Полный возвышенной ярости, умиления к своим мужским и отцовским чувствам, я на другой день стал трезвонить к ней на работу – в родное учреждение; черта с два. Нет ее, она заболела, отвечал чужой, притом явно хитрый, женский голос.
Ни на грош не питая иллюзий насчет Ирины, я все же, как и всякий мужик о женщине, хотел думать, что морочит она кого-то, но не меня; ну ладно же, ты у меня пожалеешь, подумал я. Ты еще сама… позвонишь.
Она, конечно, не звонит, а я – в волне; на другое утро звоню – сидит.
Я:
– Все вроде и ясно, а все же – «чего-то».
– А что такое, Алеш?
– Ну, как что.
– Нет, ну ты напрасно.
– Ну вот что (нажал я), действительно, поговорить бы надо (напирал я). Ты можешь сейчас приехать…
Я назвал место.
– Нет, я не могу.
– А что такое?
– Я на работе.
– Когда-то это обстоятельство не…
– Алеша, я на работе. Я не могу.
– Ладно, я приеду.
– Когда?
– Ого!
– Нет, мне важно – когда. Я не в любое время сегодня могу.

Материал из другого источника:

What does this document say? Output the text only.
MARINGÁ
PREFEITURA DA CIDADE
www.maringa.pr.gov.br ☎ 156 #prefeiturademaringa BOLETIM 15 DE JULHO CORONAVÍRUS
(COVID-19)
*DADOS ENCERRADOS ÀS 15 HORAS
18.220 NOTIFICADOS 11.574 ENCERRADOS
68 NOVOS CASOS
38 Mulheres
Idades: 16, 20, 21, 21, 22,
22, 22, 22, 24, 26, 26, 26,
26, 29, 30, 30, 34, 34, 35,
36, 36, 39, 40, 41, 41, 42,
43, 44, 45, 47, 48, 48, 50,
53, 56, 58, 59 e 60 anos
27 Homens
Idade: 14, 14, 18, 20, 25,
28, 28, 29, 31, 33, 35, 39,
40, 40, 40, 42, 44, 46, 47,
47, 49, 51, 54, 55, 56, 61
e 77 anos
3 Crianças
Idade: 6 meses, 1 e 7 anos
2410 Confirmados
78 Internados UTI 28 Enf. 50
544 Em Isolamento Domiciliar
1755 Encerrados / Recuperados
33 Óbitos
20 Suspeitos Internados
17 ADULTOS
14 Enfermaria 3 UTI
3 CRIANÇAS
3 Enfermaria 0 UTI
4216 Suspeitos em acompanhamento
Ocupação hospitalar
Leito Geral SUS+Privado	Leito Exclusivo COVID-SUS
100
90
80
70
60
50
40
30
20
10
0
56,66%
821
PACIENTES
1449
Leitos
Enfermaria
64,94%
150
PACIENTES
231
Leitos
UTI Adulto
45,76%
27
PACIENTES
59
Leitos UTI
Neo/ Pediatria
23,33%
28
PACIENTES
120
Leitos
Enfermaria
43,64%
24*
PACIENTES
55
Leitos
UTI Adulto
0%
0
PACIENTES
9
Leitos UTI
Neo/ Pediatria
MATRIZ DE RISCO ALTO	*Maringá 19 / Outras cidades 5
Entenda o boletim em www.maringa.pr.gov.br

– Раз так, то что же: когда ты можешь?
– С пяти до шести.
– Ого!
– Иначе я не могу.
– Могу не могу. Ну что же. Так, так та́к. Давай с пяти до шести. И верно, поговорить надо.
Приехал я; вид у нее, я сразу заметил, довольно отъявленный, оголтелый; эдак осунулась, под глазами сине – ну, думаю.
Ладно.
Вышли; шествуем по бульвару.
Молчу я некое время: не без нарочитости тоже.
Мол, да, да, разговор будет.
– Ты не любишь объяснений – считаешь, что все само должно быть ясно; ты права. Но бывает, без объяснений не обойтись. Я намерен объясняться: как ты уж поняла, видимо.
– Ну, давай объясняться, – благодушно говорит она.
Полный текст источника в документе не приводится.